In 1973, at the age of 17, Al Gurg became the first member of her family to attend university. She had hoped to study business or politics at Kuwait University, but when she arrived, she discovered that both courses were full. There was, however, one available space on the English literature course. “They told me: ‘Take it or leave it. [You can] go back to your country’,” says Al Gurg. “Going back would have meant showing your people that you are a failure.”
So English literature it was, and although Al Gurg returned to the UAE in 1977 with a degree, she found no great love for the subject. “It was Macbeth and King Lear, but I never liked it,” she tells me. “I’m sorry, but that is the fact. I studied it because I wanted a degree.” She lets out another burst of laughter.
Al Gurg had more fun away from the lecture hall, where she enjoyed cooking with friends, occasionally stealing the best morsels. “I would sneakily munch on the heart of the lettuce, the juiciest part, while I was slicing and dicing,” she writes. “When [my friends] had given up looking, I would triumphantly announce: ‘I know where it is. It’s in my stomach.’ That became a ritual we went through at every mealtime.”
Al Gurg then became a teacher, quickly progressing up the educational ladder, winning the admiration of both the pupils and her peers. Many former students came to support her recent book launch, and she regularly receives messages from women, once schoolgirls in her care, who are now engineers, doctors and lawyers. “They haven’t isolated themselves from the past,” she says. “They appreciate their new leaders, but they feel that I was the base for them.”
‘Be very dedicated, believe in yourselves as women’ In 1989, however, Al Gurg decided to change career, joining the board of directors at ESAG at a time when the business was booming, as Dubai rapidly expanded. “My background was in education and I was racked with doubt and worry,” she writes. “Had I made the right move? Would I do well? And how would I be treated as the owner’s daughter?” Within 10 years, Al Gurg was made managing director of what is now one of the biggest conglomerates in the Middle East. She still holds the role today, was the first Emirati woman to sit on the board of HSBC Bank Middle East, and is deputy chairperson of the Dubai Healthcare City Authority.

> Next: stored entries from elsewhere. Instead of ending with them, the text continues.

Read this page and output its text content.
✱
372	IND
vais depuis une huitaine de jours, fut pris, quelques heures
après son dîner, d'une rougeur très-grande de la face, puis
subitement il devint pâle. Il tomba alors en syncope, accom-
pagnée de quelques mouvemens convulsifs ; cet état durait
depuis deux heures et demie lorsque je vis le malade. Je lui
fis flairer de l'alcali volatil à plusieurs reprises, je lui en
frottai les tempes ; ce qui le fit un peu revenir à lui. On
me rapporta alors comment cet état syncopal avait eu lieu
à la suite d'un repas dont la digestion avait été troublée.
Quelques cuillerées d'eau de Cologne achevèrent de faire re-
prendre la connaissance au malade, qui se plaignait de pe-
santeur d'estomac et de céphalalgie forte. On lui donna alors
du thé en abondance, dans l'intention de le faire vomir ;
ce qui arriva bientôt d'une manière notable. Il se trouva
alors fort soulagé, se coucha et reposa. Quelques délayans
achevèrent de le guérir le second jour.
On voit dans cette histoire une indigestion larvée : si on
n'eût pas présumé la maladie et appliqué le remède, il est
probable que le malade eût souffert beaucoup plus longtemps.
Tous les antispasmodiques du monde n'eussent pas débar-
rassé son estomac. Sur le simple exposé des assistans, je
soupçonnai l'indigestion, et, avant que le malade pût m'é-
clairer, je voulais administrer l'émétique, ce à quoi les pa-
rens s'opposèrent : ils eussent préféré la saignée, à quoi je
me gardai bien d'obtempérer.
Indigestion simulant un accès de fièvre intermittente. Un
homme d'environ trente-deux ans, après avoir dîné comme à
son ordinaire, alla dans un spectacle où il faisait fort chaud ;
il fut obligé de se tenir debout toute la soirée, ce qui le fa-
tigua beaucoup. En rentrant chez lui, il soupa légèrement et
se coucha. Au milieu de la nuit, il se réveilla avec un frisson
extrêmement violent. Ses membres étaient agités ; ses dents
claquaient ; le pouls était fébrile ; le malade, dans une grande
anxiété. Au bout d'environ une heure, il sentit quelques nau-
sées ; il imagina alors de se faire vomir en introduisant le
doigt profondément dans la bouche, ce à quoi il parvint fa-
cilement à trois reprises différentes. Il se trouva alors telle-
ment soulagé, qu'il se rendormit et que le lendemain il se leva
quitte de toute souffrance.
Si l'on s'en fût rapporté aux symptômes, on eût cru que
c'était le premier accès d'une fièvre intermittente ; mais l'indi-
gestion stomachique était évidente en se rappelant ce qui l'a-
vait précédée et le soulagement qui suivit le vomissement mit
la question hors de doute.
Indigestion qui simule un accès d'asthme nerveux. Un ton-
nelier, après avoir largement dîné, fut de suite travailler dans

The impact of Al Gurg’s success, combined with her commitment to championing women’s rights through the Dubai Business Women Council, of which she is president, cannot be overestimated. When Al Gurg became managing director of ESAG, there were, she says, “few women in prominent roles in business”. By 2003, there were about 10,000 businesswomen in the UAE. Last year, “23,000 Emirati businesswomen were running companies worth more than US$13.6 billion” (Dh49.95bn). Al Gurg has been at the forefront of this revolution.
She also believes that the UAE has taken significant steps towards achieving gender equality, and supports President Sheikh Khalifa’s plans to make 50 per cent of the cabinet women. “Our elders believe that women can make it,” she says. “That makes us proud.”
And what advice would she give to a young woman, perhaps with a family, who wants to pursue a career in business? “Even the young generation have to realise that family comes first,” says Al Gurg, who has four children, three of whom work at ESAG.
“I always tell the young generation: ‘Be very dedicated, believe in yourselves as women, work towards your targets, but never, ever give up your family life.’”
Al Gurg goes further in the book. “If I had felt at any stage that my job was affecting my ability to look after my family, I would have quit,” she writes. “Success in the workplace would have meant nothing to me if I was a failure at home.”
Writing an autobiography is, inevitably, a time for reflection, and Al Gurg found the process humbling. “It was good to go back to my past and see that it is really part of my living now,” she says. “These experiences entered my system. I did not forget them.”